Time and Work - An adventure has in it elements of time and work. Success is just objective proof and validation of being in the right. Theoretically someone with a near omniscience level of self awareness can pretty much figure where he went wrong and with enough work correct that in himself and train to be better...theoretically.
Imagine what happens in the real world adventure: a military campaign. Soldiers train and train, and only the lucky and the practiced survive to improve and reap the rewards.
I was writing my GM section when I had to boil down my ideas of what is Experience. In making a home brew or adjusting my GM style to fit the reality more so that the consequences that follow are more believable and natural, I thought the xp system should reflect this fact.

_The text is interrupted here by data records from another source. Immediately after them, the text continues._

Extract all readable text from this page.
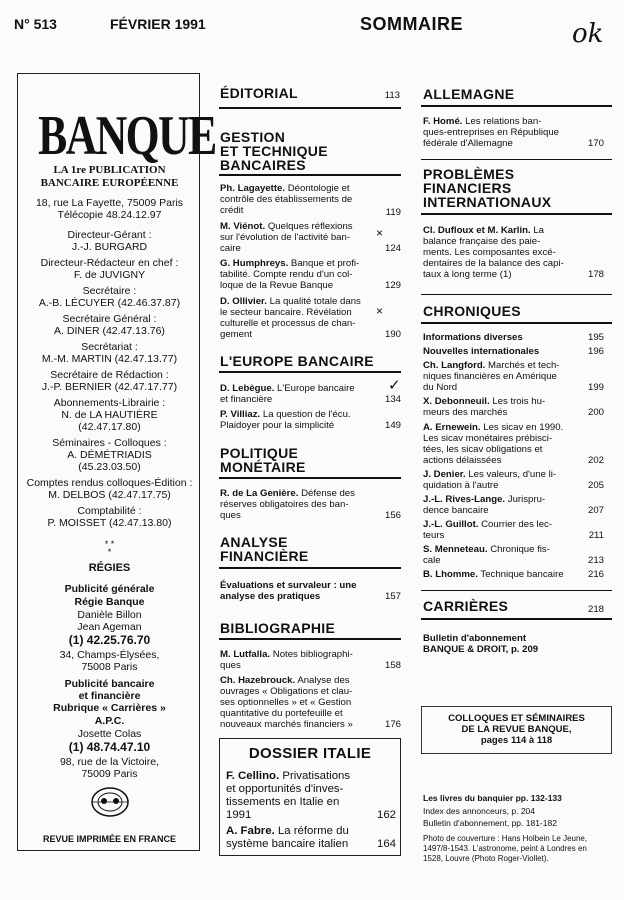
N° 513	FÉVRIER 1991	SOMMAIRE	ok
BANQUE
LA 1re PUBLICATION
BANCAIRE EUROPÉENNE
18, rue La Fayette, 75009 Paris
Télécopie 48.24.12.97
Directeur-Gérant :
J.-J. BURGARD
Directeur-Rédacteur en chef :
F. de JUVIGNY
Secrétaire :
A.-B. LÉCUYER (42.46.37.87)
Secrétaire Général :
A. DINER (42.47.13.76)
Secrétariat :
M.-M. MARTIN (42.47.13.77)
Secrétaire de Rédaction :
J.-P. BERNIER (42.47.17.77)
Abonnements-Librairie :
N. de LA HAUTIÈRE
(42.47.17.80)
Séminaires - Colloques :
A. DÉMÉTRIADIS
(45.23.03.50)
Comptes rendus colloques-Édition :
M. DELBOS (42.47.17.75)
Comptabilité :
P. MOISSET (42.47.13.80)
* *
*
RÉGIES
Publicité générale
Régie Banque
Danièle Billon
Jean Ageman
(1) 42.25.76.70
34, Champs-Élysées,
75008 Paris
Publicité bancaire
et financière
Rubrique « Carrières »
A.P.C.
Josette Colas
(1) 48.74.47.10
98, rue de la Victoire,
75009 Paris
REVUE IMPRIMÉE EN FRANCE
ÉDITORIAL	113
GESTION
ET TECHNIQUE
BANCAIRES
Ph. Lagayette. Déontologie et
contrôle des établissements de
crédit	119
M. Viénot. Quelques réflexions
sur l'évolution de l'activité ban-
caire	124
×
G. Humphreys. Banque et profi-
tabilité. Compte rendu d'un col-
loque de la Revue Banque	129
D. Ollivier. La qualité totale dans
le secteur bancaire. Révélation
culturelle et processus de chan-
gement	190
×
L'EUROPE BANCAIRE
D. Lebègue. L'Europe bancaire
et financière	134
✓
P. Villiaz. La question de l'écu.
Plaidoyer pour la simplicité	149
POLITIQUE
MONÉTAIRE
R. de La Genière. Défense des
réserves obligatoires des ban-
ques	156
ANALYSE
FINANCIÈRE
Évaluations et survaleur : une
analyse des pratiques	157
BIBLIOGRAPHIE
M. Lutfalla. Notes bibliographi-
ques	158
Ch. Hazebrouck. Analyse des
ouvrages « Obligations et clau-
ses optionnelles » et « Gestion
quantitative du portefeuille et
nouveaux marchés financiers »	176
DOSSIER ITALIE
F. Cellino. Privatisations
et opportunités d'inves-
tissements en Italie en
1991	162
A. Fabre. La réforme du
système bancaire italien	164
ALLEMAGNE
F. Homé. Les relations ban-
ques-entreprises en République
fédérale d'Allemagne	170
PROBLÈMES
FINANCIERS
INTERNATIONAUX
Cl. Dufloux et M. Karlin. La
balance française des paie-
ments. Les composantes excé-
dentaires de la balance des capi-
taux à long terme (1)	178
CHRONIQUES
Informations diverses	195
Nouvelles internationales	196
Ch. Langford. Marchés et tech-
niques financières en Amérique
du Nord	199
X. Debonneuil. Les trois hu-
meurs des marchés	200
A. Ernewein. Les sicav en 1990.
Les sicav monétaires prébisci-
tées, les sicav obligations et
actions délaissées	202
J. Denier. Les valeurs, d'une li-
quidation à l'autre	205
J.-L. Rives-Lange. Jurispru-
dence bancaire	207
J.-L. Guillot. Courrier des lec-
teurs	211
S. Menneteau. Chronique fis-
cale	213
B. Lhomme. Technique bancaire	216
CARRIÈRES	218
Bulletin d'abonnement
BANQUE & DROIT, p. 209
COLLOQUES ET SÉMINAIRES
DE LA REVUE BANQUE,
pages 114 à 118
Les livres du banquier pp. 132-133
Index des annonceurs, p. 204
Bulletin d'abonnement, pp. 181-182
Photo de couverture : Hans Holbein Le Jeune,
1497/8-1543. L'astronome, peint à Londres en
1528, Louvre (Photo Roger-Viollet).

When telling another GM how to reward players, there is a whole lot of game theory going on in any system of rewards. In particular, the Philosophical aspect of Growing and Changing.
Does Killing People build Character, how about marching through rough terrain, starving while waiting for reinforcement, near-TPK in "in-character" disagreements etc...? Trials, Pain, Suffering, Loss and Hardship is the physical stimulus that signal change is needed and is going on.
As for Levels of how much XP to give, imagine how much change a soldier goes through in his first campaign. Consider the kind of learnings, memories and experiences he comes away with. Then proceed to consider how many more of the same, before the next bit of change, then the next and the next.
A rule of thumb is that, experiences have diminishing returns. The First campaign is enough to level up to 2. In the next campaigns, if similar to the first, might take a few more to level 3. If the character escalates in responsibility, accountability, and magnitude of effect (rising through the ranks) it may take just a couple for level 3. Over time, escalation of challenge plateau. The character becomes one of the best generals or warriors, and being any better may half another life time. In fantasy games, plateau are less likely as characters become epic, demi-gods and gods.
In more low tech and realistic settings, at this point they diversify: they become conquerors, which requires politics, administration, diplomacy, espionage etc.
Diminishing returns are important for the GM to reflect. If its the same-old same-old then there aren't any "unknowns" being explored, Gaps in the abilities of the character. then the are not gaining much or anything new.